Analysts making use of these larger datasets should also start to build predictive models to recommend the right dosage, skill areas, and the type of therapy that a patient needs based on their unique and individual situation.
Much like precision medicine, this data-based approach ensures appropriate care.
It also allows providers and payors to collaborate around what the data indicates, as opposed to existing processes and procedures that rely more on the expertise of a few people making utilization management decisions which are fraught with issues of inter-rater reliability.
Such transparency and refocusing on what the data says will allow providers and patients to work together more efficiently which can help to reduce patient wait lists.
In addition to streamlining current interactions between providers and payors, large structured datasets will allow us to see things we previously weren’t able to.
As previously stated, behavior is complex, but large datasets with objective data on behavior can be captured and analyzed over time.
What’s more, recent advances in technology and computing increasingly make it easier to understand the complexity around medical and behavioral comorbidities, familial and social factors, and the unique characteristics of each patient.
The result is a holistic view of each patient’s condition that enables interventions to be designed for an individual’s unique needs.
Additionally, when tied to outcomes data, patients can be tracked over time to determine the quality of care they are receiving, whether they’re achieving their treatment goals and whether treatment may need to be modified.
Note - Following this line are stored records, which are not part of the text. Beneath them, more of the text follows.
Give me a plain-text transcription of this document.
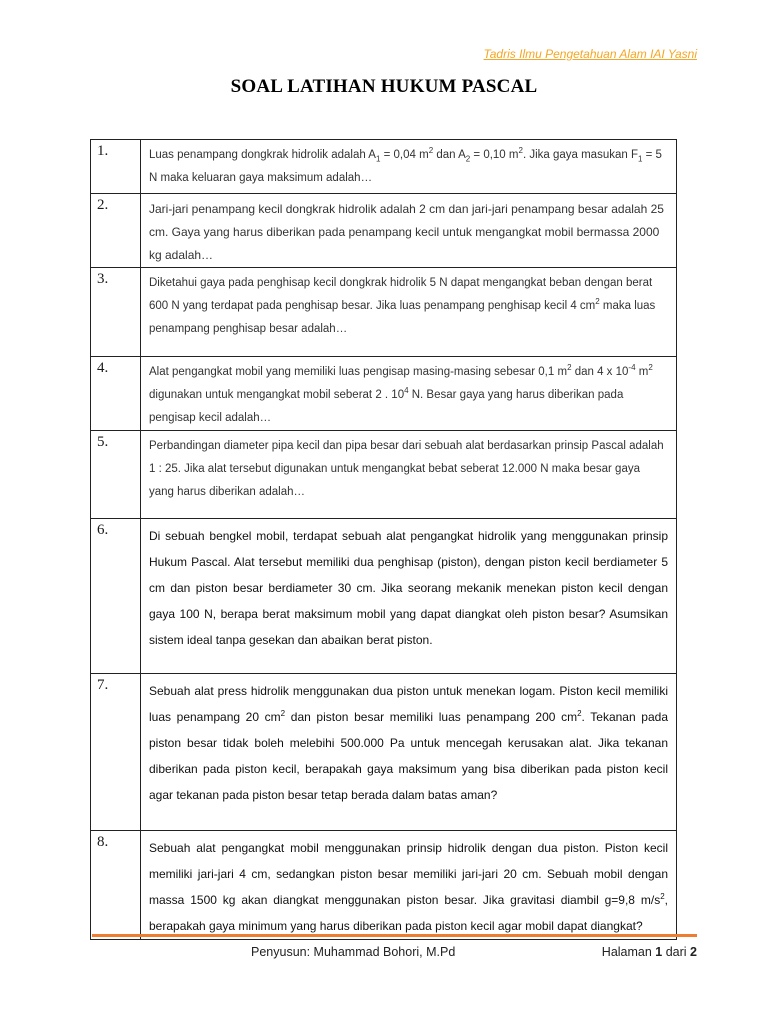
Tadris Ilmu Pengetahuan Alam IAI Yasni
SOAL LATIHAN HUKUM PASCAL
1.	Luas penampang dongkrak hidrolik adalah $A_1 = 0,04$ $m^2$ dan $A_2 = 0,10$ $m^2$. Jika gaya masukan $F_1 = 5$ N maka keluaran gaya maksimum adalah…
2.	Jari-jari penampang kecil dongkrak hidrolik adalah 2 cm dan jari-jari penampang besar adalah 25 cm. Gaya yang harus diberikan pada penampang kecil untuk mengangkat mobil bermassa 2000 kg adalah…
3.	Diketahui gaya pada penghisap kecil dongkrak hidrolik 5 N dapat mengangkat beban dengan berat 600 N yang terdapat pada penghisap besar. Jika luas penampang penghisap kecil 4 $cm^2$ maka luas penampang penghisap besar adalah…
4.	Alat pengangkat mobil yang memiliki luas pengisap masing-masing sebesar 0,1 $m^2$ dan 4 x $10^{-4}$ $m^2$ digunakan untuk mengangkat mobil seberat 2 . $10^4$ N. Besar gaya yang harus diberikan pada pengisap kecil adalah…
5.	Perbandingan diameter pipa kecil dan pipa besar dari sebuah alat berdasarkan prinsip Pascal adalah 1 : 25. Jika alat tersebut digunakan untuk mengangkat bebat seberat 12.000 N maka besar gaya yang harus diberikan adalah…
6.	Di sebuah bengkel mobil, terdapat sebuah alat pengangkat hidrolik yang menggunakan prinsip Hukum Pascal. Alat tersebut memiliki dua penghisap (piston), dengan piston kecil berdiameter 5 cm dan piston besar berdiameter 30 cm. Jika seorang mekanik menekan piston kecil dengan gaya 100 N, berapa berat maksimum mobil yang dapat diangkat oleh piston besar? Asumsikan sistem ideal tanpa gesekan dan abaikan berat piston.
7.	Sebuah alat press hidrolik menggunakan dua piston untuk menekan logam. Piston kecil memiliki luas penampang 20 $cm^2$ dan piston besar memiliki luas penampang 200 $cm^2$. Tekanan pada piston besar tidak boleh melebihi 500.000 Pa untuk mencegah kerusakan alat. Jika tekanan diberikan pada piston kecil, berapakah gaya maksimum yang bisa diberikan pada piston kecil agar tekanan pada piston besar tetap berada dalam batas aman?
8.	Sebuah alat pengangkat mobil menggunakan prinsip hidrolik dengan dua piston. Piston kecil memiliki jari-jari 4 cm, sedangkan piston besar memiliki jari-jari 20 cm. Sebuah mobil dengan massa 1500 kg akan diangkat menggunakan piston besar. Jika gravitasi diambil g=9,8 $m/s^2$, berapakah gaya minimum yang harus diberikan pada piston kecil agar mobil dapat diangkat?
Penyusun: Muhammad Bohori, M.Pd	Halaman 1 dari 2
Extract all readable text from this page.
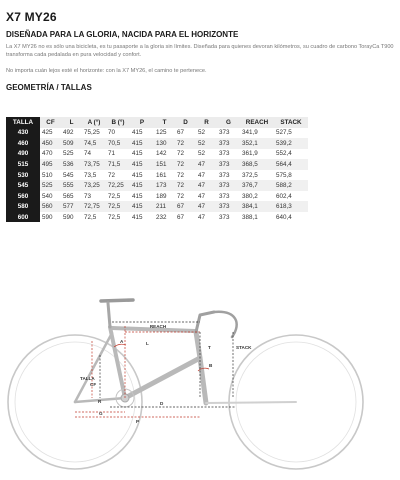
X7 MY26
DISEÑADA PARA LA GLORIA, NACIDA PARA EL HORIZONTE
La X7 MY26 no es sólo una bicicleta, es tu pasaporte a la gloria sin límites. Diseñada para quienes devoran kilómetros, su cuadro de carbono TorayCa T900 transforma cada pedalada en pura velocidad y confort.
No importa cuán lejos esté el horizonte: con la X7 MY26, el camino te pertenece.
GEOMETRÍA / TALLAS
TALLA	CF	L	A (°)	B (°)	P	T	D	R	G	REACH	STACK
430	425	492	75,25	70	415	125	67	52	373	341,9	527,5
460	450	509	74,5	70,5	415	130	72	52	373	352,1	539,2
490	470	525	74	71	415	142	72	52	373	361,9	552,4
515	495	536	73,75	71,5	415	151	72	47	373	368,5	564,4
530	510	545	73,5	72	415	161	72	47	373	372,5	575,8
545	525	555	73,25	72,25	415	173	72	47	373	376,7	588,2
560	540	565	73	72,5	415	189	72	47	373	380,2	602,4
580	560	577	72,75	72,5	415	211	67	47	373	384,1	618,3
600	590	590	72,5	72,5	415	232	67	47	373	388,1	640,4
REACH
STACK
TALLA
CF
A
B
L
T
R
G
D
P
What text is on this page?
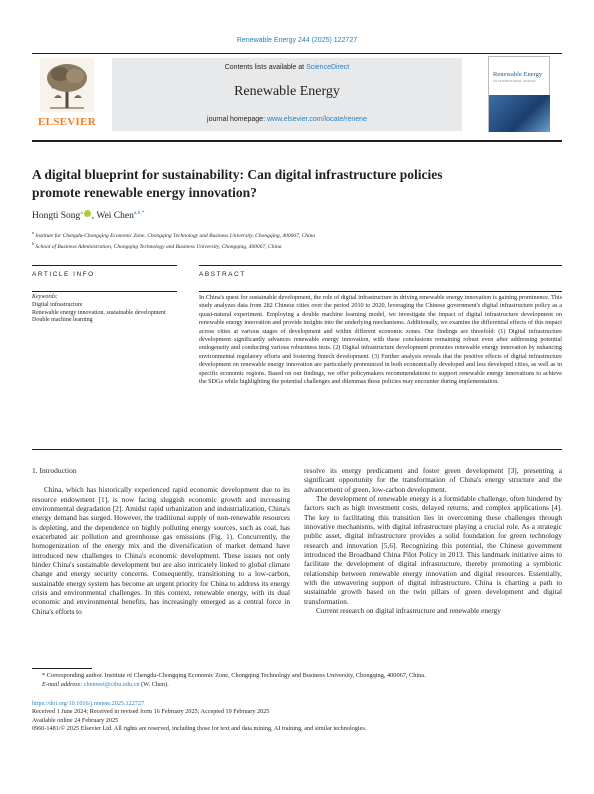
Renewable Energy 244 (2025) 122727
ELSEVIER
Contents lists available at ScienceDirect
Renewable Energy
journal homepage: www.elsevier.com/locate/renene
Renewable Energy
AN INTERNATIONAL JOURNAL
A digital blueprint for sustainability: Can digital infrastructure policies promote renewable energy innovation?
Hongti Song$^a$ , Wei Chen$^{a,b,*}$
$^a$ Institute for Chengdu-Chongqing Economic Zone, Chongqing Technology and Business University, Chongqing, 400067, China
$^b$ School of Business Administration, Chongqing Technology and Business University, Chongqing, 400067, China
ARTICLE INFO	ABSTRACT
Keywords:
Digital infrastructure
Renewable energy innovation. sustainable development
Double machine learning
In China's quest for sustainable development, the role of digital infrastructure in driving renewable energy innovation is gaining prominence. This study analyzes data from 282 Chinese cities over the period 2010 to 2020, leveraging the Chinese government's digital infrastructure policy as a quasi-natural experiment. Employing a double machine learning model, we investigate the impact of digital infrastructure development on renewable energy innovation and provide insights into the underlying mechanisms. Additionally, we examine the differential effects of this impact across cities at various stages of development and within different economic zones. Our findings are threefold: (1) Digital infrastructure development significantly advances renewable energy innovation, with these conclusions remaining robust even after addressing potential endogeneity and conducting various robustness tests. (2) Digital infrastructure development promotes renewable energy innovation by enhancing environmental regulatory efforts and fostering fintech development. (3) Further analysis reveals that the positive effects of digital infrastructure development on renewable energy innovation are particularly pronounced in both economically developed and less developed cities, as well as in specific economic regions. Based on our findings, we offer policymakers recommendations to support renewable energy innovations to achieve the SDGs while highlighting the potential challenges and dilemmas these policies may encounter during implementation.
1. Introduction

China, which has historically experienced rapid economic development due to its resource endowment [1], is now facing sluggish economic growth and increasing environmental degradation [2]. Amidst rapid urbanization and industrialization, China's energy demand has surged. However, the traditional supply of non-renewable resources is depleting, and the dependence on highly polluting energy sources, such as coal, has exacerbated air pollution and greenhouse gas emissions (Fig. 1). Concurrently, the homogenization of the energy mix and the diversification of market demand have introduced new challenges to China's economic development. These issues not only hinder China's sustainable development but are also intricately linked to global climate change and energy security concerns. Consequently, transitioning to a low-carbon, sustainable energy system has become an urgent priority for China to address its energy crisis and environmental challenges. In this context, renewable energy, with its dual economic and environmental benefits, has increasingly emerged as a central force in China's efforts to

resolve its energy predicament and foster green development [3], presenting a significant opportunity for the transformation of China's energy structure and the advancement of green, low-carbon development.

The development of renewable energy is a formidable challenge, often hindered by factors such as high investment costs, delayed returns, and complex applications [4]. The key to facilitating this transition lies in overcoming these challenges through innovative mechanisms, with digital infrastructure playing a crucial role. As a strategic public asset, digital infrastructure provides a solid foundation for green technology research and innovation [5,6]. Recognizing this potential, the Chinese government introduced the Broadband China Pilot Policy in 2013. This landmark initiative aims to facilitate the development of digital infrastructure, thereby promoting a symbiotic relationship between renewable energy innovation and digital resources. Essentially, with the unwavering support of digital infrastructure, China is charting a path to sustainable growth based on the twin pillars of green development and digital transformation.

Current research on digital infrastructure and renewable energy

* Corresponding author. Institute of Chengdu-Chongqing Economic Zone, Chongqing Technology and Business University, Chongqing, 400067, China.
E-mail address: chenwei@ctbu.edu.cn (W. Chen).
https://doi.org/10.1016/j.renene.2025.122727
Received 1 June 2024; Received in revised form 16 February 2025; Accepted 19 February 2025
Available online 24 February 2025
0960-1481/© 2025 Elsevier Ltd. All rights are reserved, including those for text and data mining, AI training, and similar technologies.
As we continue to stare down the supply and demand crisis, we must ensure patients receive quality care and treatment that is evidence-based.
Adopting value-based care models for autism care alongside those for other health and behavioral health conditions is an industry imperative and will be a game changer in how care is delivered and paid for, and in the quality and effectiveness of the care patients receive, but it will require the right data.
It is incumbent on stakeholders at all levels of the system—providers, payors, and the private sector—to rapidly execute the new data strategies necessary to enable this crucial evolution.